For this to work, the Inhumans – or at least some of them – need to actually believe that the loss of the Cloud would be the destruction of a central aspect of their culture.  And they need to actually believe that this is so important that the mutants are acceptable collateral damage.  That’s eminently writeable.  It’s not as if the Inhumans haven’t displayed some staggeringly odd cultural values in the past.  It’s not even that unusual for one culture to be indifferent to another, at least in the level of out of sight, out of mind.  So there’s a viable plot in here where some of the traditional Inhumans really are willing to throw the mutants to the wolves, and it’s the new blood characters who ultimately see through it all.

But that’s not the direction for the Inhumans.  It would make them into, at best, sympathetic villains.  They might do quite well in that role, but they’re supposed to be heroes.  In the bigger picture, perhaps that’s the right call.  For this story, though, it means it’s just a case of  killing time until the bad idea has gone away.

Bring on the comments

  1. Daibhid Ceannaideach says:

    @Chris: X-Men movie continuity is almost as big a mess as comic book continuity, but as I understand it, the situation is that Scott did indeed die at the end of The Last Stand, but then that got unhappened by a time travelling Logan in Days of Future Past, then Apocalypse had New Timeline Scott joining the X-Men earlier than Old Timeline Scott did, and presumably the next film will continue to have Young New Timeline Scott. Clear as mud, eh?
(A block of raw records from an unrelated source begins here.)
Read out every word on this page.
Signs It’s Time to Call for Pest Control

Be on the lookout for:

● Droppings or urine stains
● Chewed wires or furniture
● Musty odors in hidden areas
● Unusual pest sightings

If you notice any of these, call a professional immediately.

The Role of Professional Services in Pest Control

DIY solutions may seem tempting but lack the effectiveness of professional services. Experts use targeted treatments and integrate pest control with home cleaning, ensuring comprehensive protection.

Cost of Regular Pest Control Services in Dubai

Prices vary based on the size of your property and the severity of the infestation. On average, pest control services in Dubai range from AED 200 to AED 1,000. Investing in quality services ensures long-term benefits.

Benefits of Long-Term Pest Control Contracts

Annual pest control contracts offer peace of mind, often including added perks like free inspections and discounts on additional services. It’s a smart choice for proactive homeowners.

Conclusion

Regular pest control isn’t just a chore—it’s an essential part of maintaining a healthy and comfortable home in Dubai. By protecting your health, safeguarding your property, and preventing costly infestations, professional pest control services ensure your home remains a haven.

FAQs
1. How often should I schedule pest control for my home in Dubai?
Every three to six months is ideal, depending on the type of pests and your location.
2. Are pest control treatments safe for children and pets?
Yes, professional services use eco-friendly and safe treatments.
    Anyway, Marvel’s belief that the movies will bring readers to the comics has never extended to making the comics accessible to them in any way before, why start now?

  2. David Tarafa says:

    I know I’m late, but I’ve gotta hop in and agree that the Outback era was fucking great. Bears no comparison to this nonsense whatsoever!

  3. Karl Hiller says:

    Scott being the “mutant Hitler” is really just an extension of his role as a “revolutionary”. Neither was borne out in any way by his actions, and appear to have leaked into the 616 purely by editorial fiat.